Correspondance de Gustave Flaubert/Tome 4/0666

Louis Conard (Volume 4p. 410-411).


666. À JULES DUPLAN.
1er  janvier 1861.

Je te souhaite la bonne année accompagnée de plusieurs autres, c’est-à-dire fasse le Ciel que : 1o  tu trouves un portrait du vieux ; 2o  que tu gagnes des millions dans ton établissement ; 3o  que tu sois constamment en belle santé et en bonne humeur. Mais présentement, il faut que tu me rendes un service. — Ouïs ceci.

La pièce de Bouilhet, comme tu sais (ou ne sais pas), a raté.

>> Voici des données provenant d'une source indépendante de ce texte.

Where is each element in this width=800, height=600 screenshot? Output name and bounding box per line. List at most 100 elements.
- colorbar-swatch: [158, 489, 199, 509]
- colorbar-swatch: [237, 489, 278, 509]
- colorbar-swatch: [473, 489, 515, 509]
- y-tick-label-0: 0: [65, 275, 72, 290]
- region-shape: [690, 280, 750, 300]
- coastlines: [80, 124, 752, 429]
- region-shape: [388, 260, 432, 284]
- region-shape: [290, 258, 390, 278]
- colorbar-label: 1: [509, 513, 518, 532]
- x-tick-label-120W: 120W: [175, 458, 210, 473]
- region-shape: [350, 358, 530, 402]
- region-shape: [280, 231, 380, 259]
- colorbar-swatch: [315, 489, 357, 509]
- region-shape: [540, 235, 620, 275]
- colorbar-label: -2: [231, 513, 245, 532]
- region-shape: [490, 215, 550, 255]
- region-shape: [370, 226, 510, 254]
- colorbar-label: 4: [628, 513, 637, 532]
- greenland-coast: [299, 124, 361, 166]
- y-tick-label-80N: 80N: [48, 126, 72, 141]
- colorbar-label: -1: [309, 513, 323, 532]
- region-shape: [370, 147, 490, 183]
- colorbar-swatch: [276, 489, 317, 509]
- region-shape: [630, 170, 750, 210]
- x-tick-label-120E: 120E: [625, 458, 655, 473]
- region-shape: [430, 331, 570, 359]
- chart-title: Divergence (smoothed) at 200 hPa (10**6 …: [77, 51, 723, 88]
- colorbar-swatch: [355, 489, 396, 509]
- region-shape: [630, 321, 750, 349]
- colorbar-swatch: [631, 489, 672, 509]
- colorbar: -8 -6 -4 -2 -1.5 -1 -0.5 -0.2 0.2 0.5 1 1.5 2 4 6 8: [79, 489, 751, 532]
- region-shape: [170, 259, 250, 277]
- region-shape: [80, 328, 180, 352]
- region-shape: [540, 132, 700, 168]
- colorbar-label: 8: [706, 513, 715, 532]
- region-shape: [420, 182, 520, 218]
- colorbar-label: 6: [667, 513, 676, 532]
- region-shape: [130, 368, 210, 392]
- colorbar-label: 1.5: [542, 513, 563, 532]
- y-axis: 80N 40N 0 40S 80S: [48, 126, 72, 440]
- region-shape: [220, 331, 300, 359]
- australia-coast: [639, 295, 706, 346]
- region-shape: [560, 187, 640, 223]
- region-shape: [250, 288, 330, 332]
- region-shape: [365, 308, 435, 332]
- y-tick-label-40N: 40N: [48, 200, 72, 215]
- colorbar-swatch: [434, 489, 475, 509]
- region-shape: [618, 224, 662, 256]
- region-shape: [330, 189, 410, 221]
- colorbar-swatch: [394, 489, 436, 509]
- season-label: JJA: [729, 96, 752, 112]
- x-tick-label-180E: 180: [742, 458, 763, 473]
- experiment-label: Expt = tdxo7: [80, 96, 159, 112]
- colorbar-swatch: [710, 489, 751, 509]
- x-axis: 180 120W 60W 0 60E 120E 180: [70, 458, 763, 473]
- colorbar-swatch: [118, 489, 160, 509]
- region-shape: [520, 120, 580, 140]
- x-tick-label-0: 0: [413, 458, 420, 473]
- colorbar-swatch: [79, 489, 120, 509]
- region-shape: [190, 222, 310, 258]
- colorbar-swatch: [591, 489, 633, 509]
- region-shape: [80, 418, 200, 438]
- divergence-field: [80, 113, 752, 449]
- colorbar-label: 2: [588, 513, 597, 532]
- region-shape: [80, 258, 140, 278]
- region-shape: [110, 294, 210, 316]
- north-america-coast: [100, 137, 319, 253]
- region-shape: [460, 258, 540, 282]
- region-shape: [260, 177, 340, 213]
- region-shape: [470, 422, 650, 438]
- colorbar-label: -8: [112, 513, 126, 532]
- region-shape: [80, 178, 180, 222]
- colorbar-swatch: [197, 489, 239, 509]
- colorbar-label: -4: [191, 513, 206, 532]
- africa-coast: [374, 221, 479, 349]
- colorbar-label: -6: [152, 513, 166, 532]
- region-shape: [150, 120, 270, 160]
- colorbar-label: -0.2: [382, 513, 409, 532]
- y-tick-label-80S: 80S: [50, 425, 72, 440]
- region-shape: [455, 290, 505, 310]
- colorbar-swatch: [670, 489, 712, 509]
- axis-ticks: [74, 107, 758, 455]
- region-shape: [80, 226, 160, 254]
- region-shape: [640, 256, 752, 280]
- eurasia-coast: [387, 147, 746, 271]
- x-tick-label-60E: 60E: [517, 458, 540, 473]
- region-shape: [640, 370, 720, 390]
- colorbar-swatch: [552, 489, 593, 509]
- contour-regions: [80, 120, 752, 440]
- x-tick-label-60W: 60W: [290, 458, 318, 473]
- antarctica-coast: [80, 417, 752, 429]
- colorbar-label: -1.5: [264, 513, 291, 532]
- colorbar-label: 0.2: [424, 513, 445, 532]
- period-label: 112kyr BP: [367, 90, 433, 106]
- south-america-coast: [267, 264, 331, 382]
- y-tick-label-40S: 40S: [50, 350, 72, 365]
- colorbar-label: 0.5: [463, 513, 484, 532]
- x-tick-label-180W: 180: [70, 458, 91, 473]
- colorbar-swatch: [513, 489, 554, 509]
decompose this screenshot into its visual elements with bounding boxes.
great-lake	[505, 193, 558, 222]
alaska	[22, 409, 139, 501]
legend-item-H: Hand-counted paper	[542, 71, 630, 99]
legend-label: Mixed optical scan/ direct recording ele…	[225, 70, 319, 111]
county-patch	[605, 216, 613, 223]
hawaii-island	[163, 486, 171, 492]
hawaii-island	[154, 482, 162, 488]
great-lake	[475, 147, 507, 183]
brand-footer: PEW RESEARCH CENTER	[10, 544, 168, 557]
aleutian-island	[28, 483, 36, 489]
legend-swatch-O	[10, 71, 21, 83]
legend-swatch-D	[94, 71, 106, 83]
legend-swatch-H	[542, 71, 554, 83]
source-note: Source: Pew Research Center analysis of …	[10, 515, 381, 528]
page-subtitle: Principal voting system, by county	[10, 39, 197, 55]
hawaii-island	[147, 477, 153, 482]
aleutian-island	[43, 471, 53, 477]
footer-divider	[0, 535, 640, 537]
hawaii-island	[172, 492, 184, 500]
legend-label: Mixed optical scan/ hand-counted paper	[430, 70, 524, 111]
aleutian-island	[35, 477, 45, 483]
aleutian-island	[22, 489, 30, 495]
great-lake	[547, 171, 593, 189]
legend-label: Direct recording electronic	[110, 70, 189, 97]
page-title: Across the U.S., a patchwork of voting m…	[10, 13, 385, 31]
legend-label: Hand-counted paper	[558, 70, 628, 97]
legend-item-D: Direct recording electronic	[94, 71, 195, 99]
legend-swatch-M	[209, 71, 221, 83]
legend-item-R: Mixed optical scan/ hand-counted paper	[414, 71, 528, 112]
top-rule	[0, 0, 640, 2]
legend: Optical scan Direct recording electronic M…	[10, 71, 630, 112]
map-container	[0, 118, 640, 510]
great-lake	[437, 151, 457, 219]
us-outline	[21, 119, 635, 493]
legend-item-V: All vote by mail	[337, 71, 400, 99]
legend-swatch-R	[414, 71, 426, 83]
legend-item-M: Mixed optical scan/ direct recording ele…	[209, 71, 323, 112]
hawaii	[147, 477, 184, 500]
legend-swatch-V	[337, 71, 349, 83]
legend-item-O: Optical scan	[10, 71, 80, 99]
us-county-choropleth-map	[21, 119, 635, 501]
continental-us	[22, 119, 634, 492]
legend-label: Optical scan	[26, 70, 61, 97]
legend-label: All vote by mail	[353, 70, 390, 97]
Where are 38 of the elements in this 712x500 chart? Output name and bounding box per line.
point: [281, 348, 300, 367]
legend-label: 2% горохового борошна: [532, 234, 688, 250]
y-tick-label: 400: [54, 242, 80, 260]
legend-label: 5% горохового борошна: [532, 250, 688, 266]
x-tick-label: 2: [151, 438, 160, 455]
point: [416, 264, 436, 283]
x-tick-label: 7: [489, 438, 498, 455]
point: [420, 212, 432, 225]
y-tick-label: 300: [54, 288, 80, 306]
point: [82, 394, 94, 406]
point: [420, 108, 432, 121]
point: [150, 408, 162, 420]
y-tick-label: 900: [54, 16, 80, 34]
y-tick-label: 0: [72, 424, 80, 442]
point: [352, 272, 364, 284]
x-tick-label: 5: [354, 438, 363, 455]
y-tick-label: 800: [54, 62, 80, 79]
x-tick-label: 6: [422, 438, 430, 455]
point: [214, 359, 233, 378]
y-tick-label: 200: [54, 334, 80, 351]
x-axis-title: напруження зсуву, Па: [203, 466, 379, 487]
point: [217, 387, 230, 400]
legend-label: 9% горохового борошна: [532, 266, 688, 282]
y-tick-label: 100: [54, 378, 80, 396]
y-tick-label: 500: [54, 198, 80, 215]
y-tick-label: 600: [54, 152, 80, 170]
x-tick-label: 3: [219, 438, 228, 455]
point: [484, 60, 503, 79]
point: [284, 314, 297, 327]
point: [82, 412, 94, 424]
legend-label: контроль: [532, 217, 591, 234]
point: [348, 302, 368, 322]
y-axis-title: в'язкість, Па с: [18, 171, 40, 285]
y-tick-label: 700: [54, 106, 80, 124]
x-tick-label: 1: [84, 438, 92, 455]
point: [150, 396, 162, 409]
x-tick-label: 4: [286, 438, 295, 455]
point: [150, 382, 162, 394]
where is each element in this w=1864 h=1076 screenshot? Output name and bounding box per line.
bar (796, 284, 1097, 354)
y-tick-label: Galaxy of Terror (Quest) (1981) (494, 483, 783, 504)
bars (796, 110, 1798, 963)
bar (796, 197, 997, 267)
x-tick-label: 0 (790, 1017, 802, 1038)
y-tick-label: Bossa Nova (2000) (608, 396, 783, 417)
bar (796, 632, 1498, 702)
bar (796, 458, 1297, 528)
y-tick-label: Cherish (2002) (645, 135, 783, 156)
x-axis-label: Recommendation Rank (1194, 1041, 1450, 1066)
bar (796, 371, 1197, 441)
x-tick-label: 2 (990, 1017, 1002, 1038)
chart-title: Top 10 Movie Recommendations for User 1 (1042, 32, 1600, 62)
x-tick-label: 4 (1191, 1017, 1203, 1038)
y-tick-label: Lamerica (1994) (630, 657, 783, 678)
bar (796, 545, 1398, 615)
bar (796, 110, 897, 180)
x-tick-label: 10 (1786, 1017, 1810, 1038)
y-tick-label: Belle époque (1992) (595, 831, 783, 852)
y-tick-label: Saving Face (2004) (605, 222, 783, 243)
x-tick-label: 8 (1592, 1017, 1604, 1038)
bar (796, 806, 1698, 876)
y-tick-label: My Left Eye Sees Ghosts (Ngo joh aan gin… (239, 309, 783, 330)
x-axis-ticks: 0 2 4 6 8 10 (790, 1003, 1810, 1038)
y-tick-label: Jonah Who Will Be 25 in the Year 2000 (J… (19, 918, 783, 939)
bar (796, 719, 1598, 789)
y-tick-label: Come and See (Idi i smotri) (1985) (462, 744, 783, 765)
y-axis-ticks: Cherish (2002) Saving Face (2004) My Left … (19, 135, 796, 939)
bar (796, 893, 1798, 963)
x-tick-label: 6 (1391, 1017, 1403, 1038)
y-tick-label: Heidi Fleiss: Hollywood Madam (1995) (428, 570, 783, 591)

La presse a été atroce et la direction de l’Odéon pire — le tout pour complaire au gars Camille Doucet, lequel se présente au prix de la meilleure comédie — échelon de l’Académie Française. Tu conçois qu’un homme qui veut être de l’Académie Française n’épargne rien. Bouilhet avait pensé un moment à se présenter comme candidat (du prix), mais Doucet se présentant, il se retire, bien entendu. C’est 10 000 francs qui lui passent sous le nez, sans compter le fiasco de l’Oncle Million. — Ah ! ç’a été joli ! joli ! joli !

L’Empereur devait y venir, il n’est pas venu.

Or, voici ce qu’il faudrait faire. Mme Cornu[1] ne pourrait-elle pas le faire aller à l’Odéon ? S’ils sont en correspondance journalière, ne pourrait-elle, en manière de cancan, lui glisser une phrase de ce genre : « Allez donc voir l’Oncle Million, c’est charmant ; — je ne sais pourquoi on étouffe ce garçon-là », etc. ? Puisque l’Empereur tient à faire le Louis XIV, il est certain qu’il doit protéger la vraie littérature, quand par hasard elle se produit. Tâche de faire ça, mon vieux, je t’en prie. Quant au Bouilhet, il est désolé et se trouve dans une f… position[2] ; il devait aller te voir, mais je le crois tellement assombri qu’il se cache. Il a dû partir aujourd’hui pour Mantes, il sera à Paris jeudi prochain. — Va-t’en le voir un matin à l’hôtel Corneille et remonte-le un peu, il en a besoin malgré le stoïcisme de sa correspondance.

Je suis ulcéré contre les feuilletonistes. Quels misérables !


  1. Sœur de lait de l’empereur Napoléon III.
  2. Il écrit à la même époque à Flaubert qu’il a « juste de quoi manger » et ne peut choisir qu’entre le séjour à Mantes ou l’enterrement à Cany ». (Cité par M. Letellier, p. 287.)